Marijuana stocks have been on fire for the better part of a year now, and we certainly don't need to look hard to find reasons why.
For starters, legal marijuana sales are growing at an exceptionally quick pace. A recently released report from Marijuana Business Daily titled "Marijuana Business Factbook 2017" suggests that legal pot sales could grow by 45% in 2018, and roughly 300% between 2016 and 2021 to more than $17 billion. That alone has been enough to get investors excited about the industry's long-term prospects.
The rapidly changing opinion toward cannabis among the public is another reason why marijuana stock investors are so excited about the future. Gallup, which has been polling the public on marijuana for nearly five decades, found that 60% of those surveyed in 2016 wanted to see recreational pot legalized nationally. By comparison, only 25% of the public felt this way back in 1995. An even more recent Quinnipiac University poll this April showed that an overwhelming 94% of the public would like to see medical cannabis legalized in the United States.
We're also seeing plenty of near-term expansion opportunities for the industry in North America. Last month, Mexican President Enrique Pena Nieto signed legislation making medical cannabis legal throughout the country. Meanwhile, Canada's parliament is currently debating legislation that would legalize recreational marijuana by as early as July 1, 2018.

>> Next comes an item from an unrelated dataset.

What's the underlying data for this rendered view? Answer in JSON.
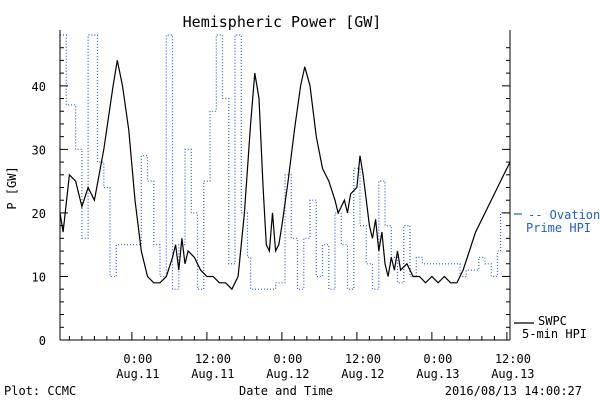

And finally, a few marijuana stocks have begun to turn the corner to profitability. For instance, Canadian medical cannabis grower and retailer Aphria (NASDAQOTH:APHQF) has generated a profit in five consecutive quarters. This doesn't mean Aphria is "cheap" relative to its current P/E, but achieving recurring profitability is exceptionally difficult for most pot stocks.
This new trend is great for investors and awful for consumers
Well, there's even more good news for marijuana stock investors, at least according to the recently released fourth-quarter earnings reports from Canada's medical cannabis growers and retailers Canopy Growth Corp. (NASDAQOTH:TWMJF) and MedReleaf (NASDAQOTH:MEDFF).
As noted in both earnings reports, the average price or contribution per gram sold increased by a double-digit percentage on a year-over-year basis. For Canopy Growth, its average sales price per gram increased to 12.2% to $6.23 (8.03 Canadian dollars), while MedReleaf's full-year results pointed to an adjusted product contribution per gram sold of $6.54 (CA$8.42), an increase of 19.3% over fiscal 2016. In other words, even with production increasing in Canada, producers and retailers aren't having any problems passing along higher prices to wholesalers and consumers. That's potentially great news for the bottom lines of marijuana stocks.
Then again, it's not exactly what the consumer wants to see. The expectation is that as more producers enter the space, and more product hits the market, the price for cannabis on a per-gram basis should fall. But that's not what we're seeing. The question at this point, which we don't have the answer for yet, is whether this increase in per-gram pricing is due to a considerable increase in demand amid reduced supply, or if the concentration of supply is in too few hands, leading to significant pricing power. If I were to place my bet, I'd suggest the former is the likely culprit.
A reversal could be coming
However, we may also be on the precipice of a shift that sees pressure put on pot prices over the longer term. Health Canada recently announced changes to its medical marijuana program that'll see a number of new businesses granted licenses to produce cannabis, while newly legal recreational states in the U.S. are expected to see an influx of applications from growers. It's not uncommon to see consumer demand surge in a post-approval environment, but the initial euphoria surrounding legalization does eventually wane, which should bode well for consumers over the long run and reduce the pricing power of growers.
The big question is whether there will be enough demand to counteract weaker margins with higher sales volume. If Canada moves forward with plans to legalize recreational pot, which is estimated by the Canadian government to be a $5 billion to $7 billion a year opportunity, the answer is probably "yes" for Canadian producers like Canopy Growth, Aphria, and MedReleaf. But, if Prime Minister Justin Trudeau's aspirations to legalize recreational cannabis once again fizzle out, we could see weaker margins and slower profit growth ensue, because there's only so much cost-cutting and efficiency these companies can squeeze out of their operations.
There's no denying that legal marijuana is an intriguing investment opportunity given its exceptionally high industry growth rates. But there are also some clear-cut concerns that this growth and investors' lofty expectations may not translate into big profits for marijuana stocks. Until we have an idea of what'll happen in Canada with its recreational pot bill, your smartest bet is to remain on the sidelines and allow the marijuana industry time to mature.